Analyses de l’accumulation du tasiRNA (@255) et du miRNA DCL4-dépendant (@822) dans les plantes présentées en figure 2.1B (gauche) et figure 2.3 (FHA) (droite). Les flèches indiquent l’apparition de bande de haut poids moléculaire correspondant aux précurseurs des sARNs analysés dans la fraction ARN total. Le miRNA DCL1-dépendant miR159 (@159) et le snRNA U6 (@U6) sont utilisé ici comme contrôle de charge.

(Figure 2.7B et Figure 2.10). Pour cela, les protéines 6:FHA et DCL4-8:FHA ont été immunoprécipitées à partir de plantules ou de fleurs, et les ARN associés à ces protéines ont été séquencés à haut débit (RIP-seq). Dans un premier temps, l’analyse bioinformatique des librairies ainsi obtenues s’est focalisée sur les cibles connues de DCL4. Cette analyse a permis de révéler que les précurseurs des tasiRNAs (TAS1, TAS2, TAS3), de divers miRNAs DCL4-dépendant (dont miR822 et miR839; Rajagopalan et al, 2006), ainsi que ceux d’endoIR-siRNAs (notamment IR71, IR2039 et IR-AtGP10; Montavon et al, soumis), sont spécifiquement détectés dans les IP de DCL4-6 et DCL4-8, mais jamais ou très faiblement dans le contrôle négatif (Figure 2.10). Ces résultats sont en adéquation avec le rôle de DCL4 dans la biogénèse de l’ensemble de ces sRNAs. De manière intéressante, si les niveaux de précurseurs de miRNAs DCL4-dépendant observés dans ces librairies sont similaires entre ces deux allèles mutants, la quantité de précurseurs correspondant aux divers tasiRNAs est, quant à elle, fortement enrichie dans les librairies DCL4-8 (Figure 2.10B). Cet enrichissement coïncide avec l’incapacité de DCL4-8 à générer les tasiRNAs, là où DCL4-6 demeure compétent pour leur production. A l’inverse, les niveaux similaires de miRNAs DCL4-dépendant entre ces deux allèles illustrent l’incapacité de ces deux protéines à générer ce type de sRNAs.
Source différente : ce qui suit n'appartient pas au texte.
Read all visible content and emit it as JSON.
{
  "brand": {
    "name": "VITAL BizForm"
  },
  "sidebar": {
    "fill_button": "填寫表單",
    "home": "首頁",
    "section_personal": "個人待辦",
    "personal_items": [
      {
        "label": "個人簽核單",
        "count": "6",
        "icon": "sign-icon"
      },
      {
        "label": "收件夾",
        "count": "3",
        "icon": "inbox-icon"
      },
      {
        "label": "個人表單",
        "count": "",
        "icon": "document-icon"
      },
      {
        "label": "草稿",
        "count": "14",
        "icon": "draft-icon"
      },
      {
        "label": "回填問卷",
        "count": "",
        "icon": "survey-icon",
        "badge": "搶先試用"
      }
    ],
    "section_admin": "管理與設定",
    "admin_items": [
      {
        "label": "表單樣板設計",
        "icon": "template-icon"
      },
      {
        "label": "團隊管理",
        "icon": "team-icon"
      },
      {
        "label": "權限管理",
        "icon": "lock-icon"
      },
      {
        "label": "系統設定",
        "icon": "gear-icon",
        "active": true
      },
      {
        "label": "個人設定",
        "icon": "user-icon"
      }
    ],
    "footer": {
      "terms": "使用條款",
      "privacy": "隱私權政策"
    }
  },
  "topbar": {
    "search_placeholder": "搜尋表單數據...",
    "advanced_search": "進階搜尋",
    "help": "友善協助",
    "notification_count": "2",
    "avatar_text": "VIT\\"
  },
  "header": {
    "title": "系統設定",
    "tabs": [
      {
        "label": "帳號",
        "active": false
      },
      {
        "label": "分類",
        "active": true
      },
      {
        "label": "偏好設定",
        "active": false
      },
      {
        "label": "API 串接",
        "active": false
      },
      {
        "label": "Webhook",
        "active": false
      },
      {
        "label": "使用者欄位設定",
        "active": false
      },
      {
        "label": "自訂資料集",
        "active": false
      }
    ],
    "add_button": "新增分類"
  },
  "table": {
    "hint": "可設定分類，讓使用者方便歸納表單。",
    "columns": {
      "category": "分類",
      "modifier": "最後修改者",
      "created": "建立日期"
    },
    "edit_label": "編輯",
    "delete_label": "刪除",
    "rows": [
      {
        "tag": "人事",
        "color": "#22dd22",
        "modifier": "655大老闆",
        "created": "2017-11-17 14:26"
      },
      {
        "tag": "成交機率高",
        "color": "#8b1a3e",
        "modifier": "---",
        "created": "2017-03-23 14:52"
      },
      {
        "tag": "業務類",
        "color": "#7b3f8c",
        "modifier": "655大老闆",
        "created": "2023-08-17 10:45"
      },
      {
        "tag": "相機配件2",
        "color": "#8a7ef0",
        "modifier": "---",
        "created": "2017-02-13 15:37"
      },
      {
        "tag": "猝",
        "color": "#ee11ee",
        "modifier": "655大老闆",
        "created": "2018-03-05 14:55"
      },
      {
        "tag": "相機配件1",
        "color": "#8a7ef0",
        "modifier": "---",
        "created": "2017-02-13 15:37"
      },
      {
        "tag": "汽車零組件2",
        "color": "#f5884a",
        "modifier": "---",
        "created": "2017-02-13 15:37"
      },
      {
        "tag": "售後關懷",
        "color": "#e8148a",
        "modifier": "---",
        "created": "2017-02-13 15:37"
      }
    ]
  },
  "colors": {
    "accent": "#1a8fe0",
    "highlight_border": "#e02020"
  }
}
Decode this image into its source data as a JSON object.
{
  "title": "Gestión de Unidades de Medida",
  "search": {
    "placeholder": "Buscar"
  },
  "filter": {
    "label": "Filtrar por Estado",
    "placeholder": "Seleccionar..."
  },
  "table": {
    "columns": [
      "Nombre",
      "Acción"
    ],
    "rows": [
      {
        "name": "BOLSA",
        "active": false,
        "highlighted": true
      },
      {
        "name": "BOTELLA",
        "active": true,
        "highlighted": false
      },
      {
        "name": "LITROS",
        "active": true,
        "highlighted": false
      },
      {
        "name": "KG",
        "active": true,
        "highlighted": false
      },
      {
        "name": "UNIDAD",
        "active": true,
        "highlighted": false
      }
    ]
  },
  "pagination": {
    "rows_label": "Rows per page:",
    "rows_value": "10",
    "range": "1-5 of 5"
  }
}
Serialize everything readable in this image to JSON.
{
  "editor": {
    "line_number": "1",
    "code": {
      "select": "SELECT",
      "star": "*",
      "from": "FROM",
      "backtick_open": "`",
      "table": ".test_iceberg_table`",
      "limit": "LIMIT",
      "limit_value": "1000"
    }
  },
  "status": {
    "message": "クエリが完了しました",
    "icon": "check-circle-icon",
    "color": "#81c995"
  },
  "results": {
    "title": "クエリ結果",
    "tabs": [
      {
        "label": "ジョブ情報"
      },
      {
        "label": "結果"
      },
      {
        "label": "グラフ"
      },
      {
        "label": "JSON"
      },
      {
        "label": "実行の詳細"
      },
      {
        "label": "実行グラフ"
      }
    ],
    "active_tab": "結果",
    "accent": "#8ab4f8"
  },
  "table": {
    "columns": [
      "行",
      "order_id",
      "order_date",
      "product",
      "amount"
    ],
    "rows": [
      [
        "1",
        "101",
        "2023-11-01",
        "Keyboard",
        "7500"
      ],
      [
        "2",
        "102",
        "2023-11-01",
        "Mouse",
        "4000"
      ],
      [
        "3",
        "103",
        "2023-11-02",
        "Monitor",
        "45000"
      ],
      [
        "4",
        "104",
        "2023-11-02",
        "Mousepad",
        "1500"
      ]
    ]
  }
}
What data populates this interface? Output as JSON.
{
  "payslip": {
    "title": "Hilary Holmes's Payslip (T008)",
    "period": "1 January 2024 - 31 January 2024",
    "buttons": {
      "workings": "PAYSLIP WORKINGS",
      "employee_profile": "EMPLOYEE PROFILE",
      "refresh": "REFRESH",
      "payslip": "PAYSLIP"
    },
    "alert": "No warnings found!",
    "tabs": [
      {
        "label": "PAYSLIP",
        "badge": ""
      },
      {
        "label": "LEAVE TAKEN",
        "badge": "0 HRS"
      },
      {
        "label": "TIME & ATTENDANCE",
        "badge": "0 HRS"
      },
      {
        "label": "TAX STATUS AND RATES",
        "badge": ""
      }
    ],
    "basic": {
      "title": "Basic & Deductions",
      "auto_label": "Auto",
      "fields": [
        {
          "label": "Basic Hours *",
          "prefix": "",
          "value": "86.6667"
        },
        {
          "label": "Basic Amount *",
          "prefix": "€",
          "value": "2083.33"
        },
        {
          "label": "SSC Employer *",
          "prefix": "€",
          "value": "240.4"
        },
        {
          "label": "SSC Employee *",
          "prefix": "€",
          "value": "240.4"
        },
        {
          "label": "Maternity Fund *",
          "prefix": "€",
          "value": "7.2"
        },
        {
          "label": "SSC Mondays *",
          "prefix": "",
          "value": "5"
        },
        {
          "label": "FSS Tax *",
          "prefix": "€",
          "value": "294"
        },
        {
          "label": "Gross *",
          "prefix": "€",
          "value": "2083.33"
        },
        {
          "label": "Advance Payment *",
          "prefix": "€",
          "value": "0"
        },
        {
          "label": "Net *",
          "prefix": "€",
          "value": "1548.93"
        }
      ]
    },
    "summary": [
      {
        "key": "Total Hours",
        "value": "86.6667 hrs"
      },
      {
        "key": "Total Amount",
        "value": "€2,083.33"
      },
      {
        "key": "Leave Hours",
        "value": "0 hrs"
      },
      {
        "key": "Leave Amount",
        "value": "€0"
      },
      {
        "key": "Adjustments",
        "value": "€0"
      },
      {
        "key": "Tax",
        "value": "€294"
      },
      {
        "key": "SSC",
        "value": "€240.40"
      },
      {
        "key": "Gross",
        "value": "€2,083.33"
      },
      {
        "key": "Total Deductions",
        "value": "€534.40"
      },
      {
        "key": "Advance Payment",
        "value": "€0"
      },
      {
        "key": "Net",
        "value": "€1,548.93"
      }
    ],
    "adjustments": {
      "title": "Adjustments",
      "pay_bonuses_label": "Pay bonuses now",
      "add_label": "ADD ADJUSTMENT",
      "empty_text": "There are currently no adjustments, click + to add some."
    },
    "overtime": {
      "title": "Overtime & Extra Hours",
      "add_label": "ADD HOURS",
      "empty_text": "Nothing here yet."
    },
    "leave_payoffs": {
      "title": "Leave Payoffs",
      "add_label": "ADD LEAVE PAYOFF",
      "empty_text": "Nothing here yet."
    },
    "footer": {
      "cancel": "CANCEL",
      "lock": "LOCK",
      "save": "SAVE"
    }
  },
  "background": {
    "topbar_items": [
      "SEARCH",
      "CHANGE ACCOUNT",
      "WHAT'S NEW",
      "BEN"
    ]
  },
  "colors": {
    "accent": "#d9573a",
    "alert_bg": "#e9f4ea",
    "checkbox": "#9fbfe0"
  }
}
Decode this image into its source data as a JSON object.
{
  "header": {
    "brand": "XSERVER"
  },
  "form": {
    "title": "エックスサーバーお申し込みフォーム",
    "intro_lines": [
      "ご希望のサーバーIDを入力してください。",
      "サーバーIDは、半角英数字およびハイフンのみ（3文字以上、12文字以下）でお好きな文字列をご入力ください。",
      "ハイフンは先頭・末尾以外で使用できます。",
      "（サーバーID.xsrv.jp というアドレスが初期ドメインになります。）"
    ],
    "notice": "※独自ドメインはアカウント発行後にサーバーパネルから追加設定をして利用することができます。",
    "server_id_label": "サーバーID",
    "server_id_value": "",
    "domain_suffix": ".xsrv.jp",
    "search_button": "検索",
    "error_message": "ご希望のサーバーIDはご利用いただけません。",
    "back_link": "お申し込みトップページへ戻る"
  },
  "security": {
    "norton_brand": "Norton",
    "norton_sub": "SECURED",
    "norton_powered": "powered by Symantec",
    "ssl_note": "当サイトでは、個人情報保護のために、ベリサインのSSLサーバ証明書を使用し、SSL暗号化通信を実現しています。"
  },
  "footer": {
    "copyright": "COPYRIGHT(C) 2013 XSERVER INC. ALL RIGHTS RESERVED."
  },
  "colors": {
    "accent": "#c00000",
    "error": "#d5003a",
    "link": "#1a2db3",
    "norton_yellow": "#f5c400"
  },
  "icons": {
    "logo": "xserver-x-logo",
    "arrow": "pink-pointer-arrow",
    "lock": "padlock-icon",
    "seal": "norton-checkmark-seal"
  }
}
Ces résultats suggèrent fortement (i) que la stabilisation des précurseurs des divers sRNAs DCL4-dépendant observée par northen blot (Figure 2.8 et Figure 2.9) provient de leur fixation par des mutants de DCL4 ayant perdu la capacité de les cliver spécifiquement et (ii) que le découplage des différents allèles dans la biogénèse des sRNAs DCL4-dépendant ne vient pas d’un défaut de fixation à leurs précurseurs.

Figure 2.10: Identification des précurseurs de sRNAs associés à DCL4-6 ou DCL4-8

(A) Tableaux résumant les ARN spécifiquement associés ou fortement enrichis dans les fractions immunoprécipitées de DCL4-6 ou DCL4-8. Ces ARN sont triés en fonction des différentes classes de sRNAs qu’ils génèrent (tasiRNA; gauche, miRNA; milieu, endoIR-siRNA; droite). Ces tableaux constituent des listes non exhaustives des différents ARN identifiés à partir de fleurs. (B) Représentation schématique des séquences obtenues au cours des expériences de RIP-seq sur les protéines DCL4-6:FHA ou DCL4-8:FHA, au niveau de loci représentatifs des trois classes de sRNAs endogènes DCL4-dépendant (MIR822 haut gauche, TAS2 haut droit, IR71 bas).